As I’ve mentioned before on this blog (Look at your audience), not looking people in the eye while you’re talking to them gives a bad impression – of shiftiness, of insecurity, whatever, it’s none of it good. But the benefit of making eye contact goes much further than avoiding a negative effect; not only will you come across as confident and sincere, you will also energise the audience and draw them in.
In order to make eye contact with the individuals in front of you, you have to know exactly what you’re saying. If you’re finding the right words as you go along, it’s physiologically impossible to look someone in the eyes at the same time. So there you have another good reason to prepare thoroughly and rehearse! Practise until you don’t have to think about how to express yourself but can concentrate completely on connecting with the people who’ve come to listen.
Don’t be afraid to look at each and every member of your audience. By all means start with the ones who are keen and attentive, but having the courage to connect with those who appear bored, or even hostile, can bring great rewards. In many cases, the stimulus of receiving your attention will be enough to (re)engage these people with what you’re talking about. And if someone totally disagrees with your argument, making eye contact with him or her shows confidence and authority on your part – and also suggests you take them seriously, which will help to prevent any antagonism becoming personal.

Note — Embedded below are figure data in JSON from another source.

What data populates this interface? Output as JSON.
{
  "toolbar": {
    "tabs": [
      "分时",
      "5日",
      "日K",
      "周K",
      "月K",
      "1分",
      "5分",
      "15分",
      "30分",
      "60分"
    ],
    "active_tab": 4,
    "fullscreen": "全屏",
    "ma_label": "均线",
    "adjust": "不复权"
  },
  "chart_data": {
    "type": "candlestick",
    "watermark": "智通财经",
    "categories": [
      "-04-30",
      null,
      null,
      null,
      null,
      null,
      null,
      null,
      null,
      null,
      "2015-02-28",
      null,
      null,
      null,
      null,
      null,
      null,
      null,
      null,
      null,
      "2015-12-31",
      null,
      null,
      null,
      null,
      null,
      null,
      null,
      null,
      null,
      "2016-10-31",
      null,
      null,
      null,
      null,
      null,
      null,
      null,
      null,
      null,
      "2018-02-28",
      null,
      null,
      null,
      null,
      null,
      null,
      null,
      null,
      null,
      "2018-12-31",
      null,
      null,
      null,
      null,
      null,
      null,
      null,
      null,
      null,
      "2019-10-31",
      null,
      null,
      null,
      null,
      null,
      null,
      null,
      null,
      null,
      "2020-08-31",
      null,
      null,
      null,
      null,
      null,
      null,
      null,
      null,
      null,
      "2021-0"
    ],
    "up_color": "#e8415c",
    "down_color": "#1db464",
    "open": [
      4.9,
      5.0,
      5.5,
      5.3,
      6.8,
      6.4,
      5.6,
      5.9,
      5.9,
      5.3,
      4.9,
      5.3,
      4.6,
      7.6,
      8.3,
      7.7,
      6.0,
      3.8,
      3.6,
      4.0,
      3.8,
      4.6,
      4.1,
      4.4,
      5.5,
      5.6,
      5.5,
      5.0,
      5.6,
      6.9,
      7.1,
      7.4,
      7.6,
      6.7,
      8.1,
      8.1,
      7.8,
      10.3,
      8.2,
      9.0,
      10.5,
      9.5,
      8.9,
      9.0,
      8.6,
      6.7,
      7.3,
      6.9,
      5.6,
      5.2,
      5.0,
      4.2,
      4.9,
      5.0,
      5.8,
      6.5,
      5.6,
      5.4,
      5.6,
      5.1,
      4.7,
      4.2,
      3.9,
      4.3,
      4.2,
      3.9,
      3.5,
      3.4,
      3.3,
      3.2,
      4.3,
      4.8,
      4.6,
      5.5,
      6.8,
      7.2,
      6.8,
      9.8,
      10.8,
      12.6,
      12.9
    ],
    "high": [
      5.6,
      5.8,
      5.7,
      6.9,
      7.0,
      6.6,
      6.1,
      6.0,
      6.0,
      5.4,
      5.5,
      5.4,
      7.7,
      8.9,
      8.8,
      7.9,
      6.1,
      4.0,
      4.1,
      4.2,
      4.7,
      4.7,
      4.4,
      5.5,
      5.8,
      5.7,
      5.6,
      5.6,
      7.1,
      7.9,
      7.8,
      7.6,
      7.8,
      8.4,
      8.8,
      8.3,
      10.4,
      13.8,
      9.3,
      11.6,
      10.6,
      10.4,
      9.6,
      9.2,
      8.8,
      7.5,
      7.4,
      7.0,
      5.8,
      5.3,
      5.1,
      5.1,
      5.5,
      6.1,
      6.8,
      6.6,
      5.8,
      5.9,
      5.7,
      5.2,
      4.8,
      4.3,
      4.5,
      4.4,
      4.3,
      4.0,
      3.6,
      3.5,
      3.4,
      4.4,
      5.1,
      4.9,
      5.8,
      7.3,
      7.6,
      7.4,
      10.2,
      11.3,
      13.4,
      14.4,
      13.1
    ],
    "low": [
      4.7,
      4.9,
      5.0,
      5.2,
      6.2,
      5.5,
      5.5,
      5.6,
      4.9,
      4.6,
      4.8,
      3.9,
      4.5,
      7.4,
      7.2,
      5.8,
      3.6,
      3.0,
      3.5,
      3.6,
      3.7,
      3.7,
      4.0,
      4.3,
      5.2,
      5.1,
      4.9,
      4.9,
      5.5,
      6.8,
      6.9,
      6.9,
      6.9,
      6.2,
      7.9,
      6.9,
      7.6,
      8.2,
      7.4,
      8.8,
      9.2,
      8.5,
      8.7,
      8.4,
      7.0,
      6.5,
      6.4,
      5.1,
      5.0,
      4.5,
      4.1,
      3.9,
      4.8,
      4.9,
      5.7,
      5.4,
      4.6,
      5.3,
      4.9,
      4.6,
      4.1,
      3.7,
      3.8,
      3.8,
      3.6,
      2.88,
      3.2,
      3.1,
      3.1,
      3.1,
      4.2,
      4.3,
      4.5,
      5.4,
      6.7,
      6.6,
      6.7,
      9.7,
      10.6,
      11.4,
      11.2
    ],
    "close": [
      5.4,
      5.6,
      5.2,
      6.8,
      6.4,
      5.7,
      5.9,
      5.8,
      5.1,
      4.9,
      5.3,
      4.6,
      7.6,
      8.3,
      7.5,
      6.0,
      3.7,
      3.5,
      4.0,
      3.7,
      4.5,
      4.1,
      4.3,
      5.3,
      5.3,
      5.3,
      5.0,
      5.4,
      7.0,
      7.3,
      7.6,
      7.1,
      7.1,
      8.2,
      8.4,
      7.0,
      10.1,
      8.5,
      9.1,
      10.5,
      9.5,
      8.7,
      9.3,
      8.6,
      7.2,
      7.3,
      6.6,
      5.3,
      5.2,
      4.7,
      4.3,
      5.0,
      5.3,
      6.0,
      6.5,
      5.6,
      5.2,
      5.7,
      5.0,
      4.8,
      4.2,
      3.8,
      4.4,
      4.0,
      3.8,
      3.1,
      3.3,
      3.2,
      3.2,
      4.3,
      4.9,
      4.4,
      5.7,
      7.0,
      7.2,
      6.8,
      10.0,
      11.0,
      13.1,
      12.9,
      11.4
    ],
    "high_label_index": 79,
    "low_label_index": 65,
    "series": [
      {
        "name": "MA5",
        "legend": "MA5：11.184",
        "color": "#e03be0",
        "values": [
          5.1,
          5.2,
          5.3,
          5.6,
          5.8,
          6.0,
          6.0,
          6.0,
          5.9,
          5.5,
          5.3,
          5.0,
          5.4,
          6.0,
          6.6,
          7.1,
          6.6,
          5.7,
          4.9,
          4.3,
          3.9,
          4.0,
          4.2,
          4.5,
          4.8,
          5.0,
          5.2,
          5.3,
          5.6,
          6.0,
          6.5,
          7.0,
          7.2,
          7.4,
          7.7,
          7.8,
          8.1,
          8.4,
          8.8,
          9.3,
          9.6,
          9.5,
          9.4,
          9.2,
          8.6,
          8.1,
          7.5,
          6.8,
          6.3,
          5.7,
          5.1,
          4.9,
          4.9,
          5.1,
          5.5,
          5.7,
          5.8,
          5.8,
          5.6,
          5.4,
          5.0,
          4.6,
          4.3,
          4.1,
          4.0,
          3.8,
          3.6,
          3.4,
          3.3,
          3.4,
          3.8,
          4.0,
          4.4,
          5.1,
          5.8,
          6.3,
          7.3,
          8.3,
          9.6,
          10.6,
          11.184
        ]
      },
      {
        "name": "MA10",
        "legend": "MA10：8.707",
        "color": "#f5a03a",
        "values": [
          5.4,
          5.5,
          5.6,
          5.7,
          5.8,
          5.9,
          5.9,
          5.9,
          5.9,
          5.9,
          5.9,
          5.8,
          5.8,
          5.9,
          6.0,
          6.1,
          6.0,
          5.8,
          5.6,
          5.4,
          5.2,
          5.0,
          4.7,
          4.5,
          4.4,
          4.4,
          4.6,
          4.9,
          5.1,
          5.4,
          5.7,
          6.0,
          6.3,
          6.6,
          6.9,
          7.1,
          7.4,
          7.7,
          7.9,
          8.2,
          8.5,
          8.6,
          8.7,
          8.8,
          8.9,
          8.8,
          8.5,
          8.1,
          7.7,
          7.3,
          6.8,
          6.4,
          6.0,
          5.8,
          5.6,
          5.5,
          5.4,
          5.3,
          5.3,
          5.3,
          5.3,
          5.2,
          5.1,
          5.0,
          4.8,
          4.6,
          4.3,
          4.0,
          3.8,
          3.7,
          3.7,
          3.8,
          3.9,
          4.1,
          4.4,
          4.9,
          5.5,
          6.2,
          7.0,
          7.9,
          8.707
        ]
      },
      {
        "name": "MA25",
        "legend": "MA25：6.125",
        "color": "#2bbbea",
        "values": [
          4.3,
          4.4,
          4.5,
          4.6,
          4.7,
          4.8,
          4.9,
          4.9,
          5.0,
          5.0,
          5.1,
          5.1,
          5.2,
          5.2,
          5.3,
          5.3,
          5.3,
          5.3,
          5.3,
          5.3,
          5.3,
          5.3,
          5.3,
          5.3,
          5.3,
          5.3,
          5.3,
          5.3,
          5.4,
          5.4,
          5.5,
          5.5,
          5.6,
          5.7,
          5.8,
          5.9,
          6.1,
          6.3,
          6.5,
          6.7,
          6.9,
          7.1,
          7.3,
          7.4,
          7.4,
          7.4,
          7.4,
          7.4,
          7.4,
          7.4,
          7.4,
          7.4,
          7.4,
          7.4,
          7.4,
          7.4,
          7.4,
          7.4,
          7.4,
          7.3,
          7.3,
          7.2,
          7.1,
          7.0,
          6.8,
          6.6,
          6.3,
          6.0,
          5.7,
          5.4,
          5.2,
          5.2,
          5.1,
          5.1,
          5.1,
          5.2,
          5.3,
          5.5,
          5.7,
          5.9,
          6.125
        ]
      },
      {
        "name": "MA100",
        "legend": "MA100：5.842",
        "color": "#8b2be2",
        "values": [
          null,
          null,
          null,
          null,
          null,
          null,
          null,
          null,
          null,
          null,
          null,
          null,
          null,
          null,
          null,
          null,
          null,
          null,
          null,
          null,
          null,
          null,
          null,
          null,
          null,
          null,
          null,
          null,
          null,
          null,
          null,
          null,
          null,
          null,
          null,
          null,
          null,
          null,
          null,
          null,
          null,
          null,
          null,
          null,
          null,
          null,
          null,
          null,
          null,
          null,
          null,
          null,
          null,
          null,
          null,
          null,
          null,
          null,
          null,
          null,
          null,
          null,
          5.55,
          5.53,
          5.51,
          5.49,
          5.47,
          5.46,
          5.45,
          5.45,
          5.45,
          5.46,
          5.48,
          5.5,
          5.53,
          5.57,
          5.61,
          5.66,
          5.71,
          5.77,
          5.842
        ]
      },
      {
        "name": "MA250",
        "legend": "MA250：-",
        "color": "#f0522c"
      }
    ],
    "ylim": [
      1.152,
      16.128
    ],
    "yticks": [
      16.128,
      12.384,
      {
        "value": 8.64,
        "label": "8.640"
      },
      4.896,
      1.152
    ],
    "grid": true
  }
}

Genuine eye contact (as opposed to simply scanning across people’s eyes) gets the audience involved in your speech or presentation. Stay with one person long enough to give him or her a brief message, then move on randomly to someone else.
Some public speakers seem to think eye contact is an option extra or that people can’t tell whether the speaker is actually looking at them or not. Let me assure you, people can absolutely tell! Eye contact makes the same difference in public speaking as it does in private speaking, reinforcing the message and giving the listeners a stake in what’s happening. Instead of just saying your piece into the space, communicate with the people in front of you.